# Data Analysis - STS Dataset

Dataset being used for this example is the SEMEVAL-2012 Semantic Textual Similarity (STS) task, available from the [Semantic Textual Similarity Wiki page](http://ixa2.si.ehu.es/stswiki/index.php/Main_Page).

There are 3 sets of sentence pairs and associated scores in the training set, as listed below:

* 750 sentence pairs from Microsoft Research Paraphrase Corpus (MSR-Paraphrase)
* 750 sentence pairs from Microsoft Research Video Description Corpus (MSR-Video)
* 734 sentence pairs from [WMT2008 Development Dataset]( http://www.statmt.org/wmt08/shared-evaluation-task.html).

Sentence pairs are available in one .txt file and associated labels (real values from 0-5) are available in the corresponding .gs file.

The test set consists of 750, 750 and 459 different sentence pairs from these same 3 corpora.

In [1]:
from __future__ import division, print_function
import collections
import nltk
import os
import matplotlib.pyplot as plt
import numpy as np
%matplotlib inline

In [2]:
DATA_DIR = "../data"
TRAIN_DIR = os.path.join(DATA_DIR, "train")
TEST_DIR = os.path.join(DATA_DIR, "test-gold")

DATA_SOURCES = ["MSRpar", "MSRvid", "SMTeuroparl"]
SPAIR_FILE_TPL = "STS.input.{:s}.txt"
LABEL_FILE_TPL = "STS.gs.{:s}.txt"

VOCAB_FILE = os.path.join(DATA_DIR, "sts-vocab.tsv")

## Data Loading

In [3]:
def load_data(datadir):
    xleft, xright, ys = [], [], []
    for data_source in DATA_SOURCES:
        label_filename = LABEL_FILE_TPL.format(data_source)
        flabel = open(os.path.join(datadir, label_filename))
        for line in flabel:
            ys.append(float(line.strip()))
        flabel.close()
        # sentence pairs
        spair_filename = SPAIR_FILE_TPL.format(data_source)
        fsents = open(os.path.join(datadir, spair_filename))
        for line in fsents:
            left, right = line.strip().split("\t")
            xleft.append(left)
            xright.append(right)
        fsents.close()
        assert len(xleft) == len(xright) and len(xright) == len(ys)
    return xleft, xright, ys
    
xleft_train, xright_train, ys_train = load_data(TRAIN_DIR)
xleft_test, xright_test, ys_test = load_data(TEST_DIR)
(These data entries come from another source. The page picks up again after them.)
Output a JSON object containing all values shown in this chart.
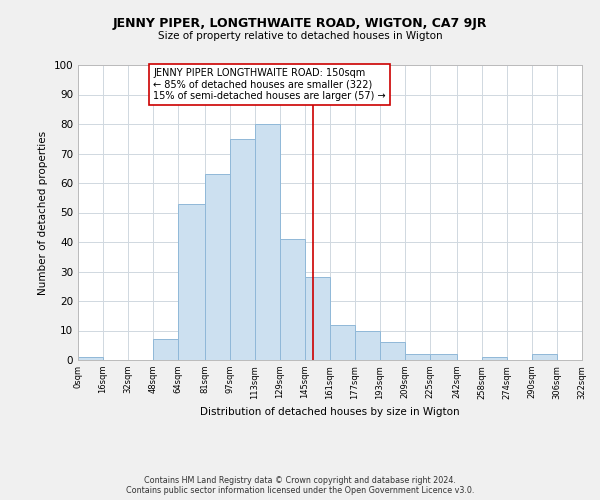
{
  "title": "JENNY PIPER, LONGTHWAITE ROAD, WIGTON, CA7 9JR",
  "subtitle": "Size of property relative to detached houses in Wigton",
  "xlabel": "Distribution of detached houses by size in Wigton",
  "ylabel": "Number of detached properties",
  "bar_color": "#cce0f0",
  "bar_edge_color": "#90b8d8",
  "bins": [
    0,
    16,
    32,
    48,
    64,
    81,
    97,
    113,
    129,
    145,
    161,
    177,
    193,
    209,
    225,
    242,
    258,
    274,
    290,
    306,
    322
  ],
  "counts": [
    1,
    0,
    0,
    7,
    53,
    63,
    75,
    80,
    41,
    28,
    12,
    10,
    6,
    2,
    2,
    0,
    1,
    0,
    2,
    0
  ],
  "tick_labels": [
    "0sqm",
    "16sqm",
    "32sqm",
    "48sqm",
    "64sqm",
    "81sqm",
    "97sqm",
    "113sqm",
    "129sqm",
    "145sqm",
    "161sqm",
    "177sqm",
    "193sqm",
    "209sqm",
    "225sqm",
    "242sqm",
    "258sqm",
    "274sqm",
    "290sqm",
    "306sqm",
    "322sqm"
  ],
  "property_line_x": 150,
  "property_line_color": "#cc0000",
  "annotation_line1": "JENNY PIPER LONGTHWAITE ROAD: 150sqm",
  "annotation_line2": "← 85% of detached houses are smaller (322)",
  "annotation_line3": "15% of semi-detached houses are larger (57) →",
  "annotation_box_color": "#ffffff",
  "annotation_box_edge": "#cc0000",
  "ylim": [
    0,
    100
  ],
  "yticks": [
    0,
    10,
    20,
    30,
    40,
    50,
    60,
    70,
    80,
    90,
    100
  ],
  "footer1": "Contains HM Land Registry data © Crown copyright and database right 2024.",
  "footer2": "Contains public sector information licensed under the Open Government Licence v3.0.",
  "bg_color": "#f0f0f0",
  "plot_bg_color": "#ffffff",
  "grid_color": "#d0d8e0"
}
print((len(xleft_train), len(xright_train), len(ys_train)),
      (len(xleft_test), len(xright_test), len(ys_test)))

(2234, 2234, 2234) (1959, 1959, 1959)


## Vocabulary

In [4]:
counter = collections.Counter()
for sent_coll in [xleft_train, xright_train, xleft_test, xright_test]:
    for sent in sent_coll:
        sent = sent.decode("utf8").encode("ascii", "ignore").lower()
        for word in nltk.word_tokenize(sent):
            counter[word] += 1

fvocab = open(VOCAB_FILE, "wb")
for word, count in counter.most_common():
    fvocab.write("{:s}\t{:d}\n".format(word, count))
fvocab.close()

In [5]:
vocab_size = len([w for w, c in counter.most_common() if c >= 2])
print(vocab_size)

6940


## Compute #-words per sentence

In [6]:
num_words_list = []
for sent_coll in [xleft_train, xright_train, xleft_test, xright_test]:
    for sent in sent_coll:
        sent = sent.decode("utf8").encode("ascii", "ignore").lower()
        num_words_list.append(len([w for w in nltk.word_tokenize(sent)]))
num_words = np.array(num_words_list)

plt.hist(num_words, bins=10)
plt.show()

In [7]:
for i in range(90, 100):
    print("{:d} percentile, #-sentences: {:.0f}".format(
        i, np.percentile(num_words, i)))

90 percentile, #-sentences: 30
91 percentile, #-sentences: 30
92 percentile, #-sentences: 31
93 percentile, #-sentences: 32
94 percentile, #-sentences: 34
95 percentile, #-sentences: 36
96 percentile, #-sentences: 39
97 percentile, #-sentences: 44
98 percentile, #-sentences: 50
99 percentile, #-sentences: 60


## Labels

In [8]:
y = np.array(ys_train + ys_test, dtype="int32")
print(y.shape, min(y), max(y))

(4193,) 0 5